Excerpt - Beauty in Partnership

She rests her hand on my back under my shoulder when I put my hand lightly on her lower back. I close my fingers around her other hand. I lock my shoulders down over my ribs while lifting them up, stretching my elbows to define a line. We are in communication reaching from our joined hands through my arm, across my chest, into her arm, across her shoulders, then back to our hands again. I lift my foot, guide our center forward for two slow steps, then finish the tango basic pattern. She effortlessly mirrors my movement.

Who is she? At times the lady is my wife, Fran, when we dance at home, at dance parties, at special events like a tea dance. At other times, she is my instructor, Monica, at lessons, showcases, competitions and, occasionally, at social dances. At still other times, the lady is another person who seeks the pleasure of ballroom dancing. I may know her from a studio where we dance, or I may never have met her before, like happens at the USA dance Twin Cities Chapter in what they call a “waterfall.” Men line up on one side of the ballroom floor, ladies on the other, and we walk toward each other. The lady meets a gentleman, they dance the length of the floor, and each then returns to the line.

I am one who truly loves ballroom dancing. I enjoy, no I thrill with the opportunity to take a lady in my arms and move in total harmony to the music. In every dance, now, the partnership moves as one unit, our individual bodies sharing a common core.
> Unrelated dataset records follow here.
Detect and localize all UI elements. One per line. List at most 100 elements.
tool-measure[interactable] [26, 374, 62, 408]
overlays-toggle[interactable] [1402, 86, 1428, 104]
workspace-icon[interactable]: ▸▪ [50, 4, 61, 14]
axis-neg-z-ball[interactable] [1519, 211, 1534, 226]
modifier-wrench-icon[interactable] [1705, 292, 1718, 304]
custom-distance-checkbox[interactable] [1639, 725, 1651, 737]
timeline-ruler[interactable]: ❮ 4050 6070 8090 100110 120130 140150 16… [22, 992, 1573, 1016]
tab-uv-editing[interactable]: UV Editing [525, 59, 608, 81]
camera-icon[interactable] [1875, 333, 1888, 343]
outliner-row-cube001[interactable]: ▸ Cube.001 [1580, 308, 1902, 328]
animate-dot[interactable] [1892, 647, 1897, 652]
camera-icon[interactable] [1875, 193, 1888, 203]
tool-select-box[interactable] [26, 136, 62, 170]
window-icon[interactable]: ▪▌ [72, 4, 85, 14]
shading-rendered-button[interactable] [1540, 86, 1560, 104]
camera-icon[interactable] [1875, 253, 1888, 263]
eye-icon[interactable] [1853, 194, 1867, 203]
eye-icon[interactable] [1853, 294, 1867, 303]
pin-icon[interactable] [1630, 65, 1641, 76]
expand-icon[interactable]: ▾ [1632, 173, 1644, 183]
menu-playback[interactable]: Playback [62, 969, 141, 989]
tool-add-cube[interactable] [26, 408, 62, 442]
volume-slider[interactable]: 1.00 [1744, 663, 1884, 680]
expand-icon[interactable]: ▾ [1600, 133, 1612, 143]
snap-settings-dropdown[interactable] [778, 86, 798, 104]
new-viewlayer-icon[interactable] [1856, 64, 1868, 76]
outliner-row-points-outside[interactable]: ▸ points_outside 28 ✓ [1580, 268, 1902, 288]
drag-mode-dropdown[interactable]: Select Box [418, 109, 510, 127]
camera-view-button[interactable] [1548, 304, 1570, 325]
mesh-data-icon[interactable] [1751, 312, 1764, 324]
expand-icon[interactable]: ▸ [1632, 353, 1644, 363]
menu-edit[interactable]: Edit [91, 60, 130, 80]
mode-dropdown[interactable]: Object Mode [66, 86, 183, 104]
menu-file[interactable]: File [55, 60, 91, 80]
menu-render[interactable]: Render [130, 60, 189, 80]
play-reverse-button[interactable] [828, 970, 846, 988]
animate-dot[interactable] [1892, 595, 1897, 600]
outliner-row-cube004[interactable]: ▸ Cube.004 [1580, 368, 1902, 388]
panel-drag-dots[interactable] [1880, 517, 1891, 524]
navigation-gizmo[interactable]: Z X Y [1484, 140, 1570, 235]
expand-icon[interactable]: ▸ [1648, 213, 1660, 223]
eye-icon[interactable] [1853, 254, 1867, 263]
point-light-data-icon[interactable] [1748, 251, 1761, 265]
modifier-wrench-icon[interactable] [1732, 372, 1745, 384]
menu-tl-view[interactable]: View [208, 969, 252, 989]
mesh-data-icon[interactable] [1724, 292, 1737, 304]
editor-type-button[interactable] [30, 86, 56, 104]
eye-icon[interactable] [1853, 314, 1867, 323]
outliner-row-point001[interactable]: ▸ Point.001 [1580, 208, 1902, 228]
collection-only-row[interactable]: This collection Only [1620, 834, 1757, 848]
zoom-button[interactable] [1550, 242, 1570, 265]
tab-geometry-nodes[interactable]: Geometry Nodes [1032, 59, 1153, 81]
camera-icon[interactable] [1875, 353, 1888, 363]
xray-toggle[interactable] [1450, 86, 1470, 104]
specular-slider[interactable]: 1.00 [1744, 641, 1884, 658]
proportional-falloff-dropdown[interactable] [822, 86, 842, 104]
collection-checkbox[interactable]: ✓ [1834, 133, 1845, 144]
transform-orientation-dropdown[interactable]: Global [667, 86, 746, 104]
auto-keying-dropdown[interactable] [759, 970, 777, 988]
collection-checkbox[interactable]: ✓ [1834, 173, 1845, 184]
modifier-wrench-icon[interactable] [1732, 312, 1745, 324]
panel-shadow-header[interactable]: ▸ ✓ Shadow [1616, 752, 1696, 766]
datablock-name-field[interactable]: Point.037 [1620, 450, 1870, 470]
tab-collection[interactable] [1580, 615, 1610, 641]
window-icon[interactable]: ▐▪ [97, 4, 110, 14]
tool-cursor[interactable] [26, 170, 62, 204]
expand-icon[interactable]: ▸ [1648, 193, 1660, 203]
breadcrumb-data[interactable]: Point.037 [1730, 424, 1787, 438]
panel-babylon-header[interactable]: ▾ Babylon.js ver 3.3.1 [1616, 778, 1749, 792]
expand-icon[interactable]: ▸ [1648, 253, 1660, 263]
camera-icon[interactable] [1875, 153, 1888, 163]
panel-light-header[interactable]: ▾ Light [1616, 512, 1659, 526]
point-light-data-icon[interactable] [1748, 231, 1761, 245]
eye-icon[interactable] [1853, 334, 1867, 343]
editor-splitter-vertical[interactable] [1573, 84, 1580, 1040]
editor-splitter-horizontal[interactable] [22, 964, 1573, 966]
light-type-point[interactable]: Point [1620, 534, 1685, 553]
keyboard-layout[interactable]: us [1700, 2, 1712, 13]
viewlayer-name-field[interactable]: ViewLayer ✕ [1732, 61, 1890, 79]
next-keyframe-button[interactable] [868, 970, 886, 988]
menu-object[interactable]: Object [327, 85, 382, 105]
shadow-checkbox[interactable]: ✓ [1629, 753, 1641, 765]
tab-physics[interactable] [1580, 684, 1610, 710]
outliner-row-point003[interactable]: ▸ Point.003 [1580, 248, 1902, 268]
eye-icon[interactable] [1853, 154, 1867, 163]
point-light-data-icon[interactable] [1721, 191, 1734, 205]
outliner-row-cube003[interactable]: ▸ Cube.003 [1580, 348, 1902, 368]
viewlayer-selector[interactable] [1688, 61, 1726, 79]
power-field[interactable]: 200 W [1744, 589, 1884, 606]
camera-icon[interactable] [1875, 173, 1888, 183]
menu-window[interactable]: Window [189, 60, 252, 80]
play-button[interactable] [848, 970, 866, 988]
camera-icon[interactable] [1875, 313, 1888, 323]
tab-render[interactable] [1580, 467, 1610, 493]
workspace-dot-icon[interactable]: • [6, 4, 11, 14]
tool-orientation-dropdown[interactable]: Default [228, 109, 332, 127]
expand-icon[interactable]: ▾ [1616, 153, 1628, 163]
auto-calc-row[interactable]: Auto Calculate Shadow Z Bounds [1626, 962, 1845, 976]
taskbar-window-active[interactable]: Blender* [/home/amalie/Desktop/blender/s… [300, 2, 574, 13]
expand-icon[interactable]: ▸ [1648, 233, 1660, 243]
What is it like for a gentleman to lead a lady? One image is that the lady is a sports car, like a Ferrari, and the gentleman is the driver. The driver without the car goes nowhere, and the car without the driver also goes nowhere. Together they make the journey, and that is what makes dancing amazing.

I don’t have a Ferrari, but I do have a 1974 Triumph TR6. It has a six cylinder engine with two Weber Carburetors, stick shift and disk brakes. Even with the key in the ignition, it sits alone in the garage. When I get in, turn the key and start the engine, it still just sits there. When I engage the clutch and back it out of the garage, it is like I’m walking on to the dance floor with a lady holding my right arm. I shift into first gear and begin to drive. The TR6 and I make the journey together.

When I learned to drive, I didn’t do everything right, though I did surprise my father when I passed my drivers license test on the first try, parallel parking for the first time. By instinct, or perhaps because I had watched him do it, I turned the correct way to look back. So, too, being able to hold my frame for an entire dance, and keeping my head to the left while turning right, are not things I could do in my early years of dancing.

What is it like for a lady to follow the gentleman’s lead? Fran says “The feeling is confidence and when the gentleman takes the hand of the lady, he wants to demonstrate he can dance and give the lady fun on the dance floor. You are willing to step out in that confidence. I trust that the gentleman knows what he is doing. He has confidence and I have trust, and when it works we float around the floor as one unit.”

Monica says that she sees herself as a wellspring of energy waiting for a signal. Sending a signal and the ability to keep sending it is what Monica has been teaching me. The connection I make with my lady, from her hand in mine, across my back and so on, back to our hands, acts as a signal to release the lady’s energy and merge it with mine. As long as we are connected, the energy flows and so do we. The story, or rather my journey on the dance floor, has been life changing.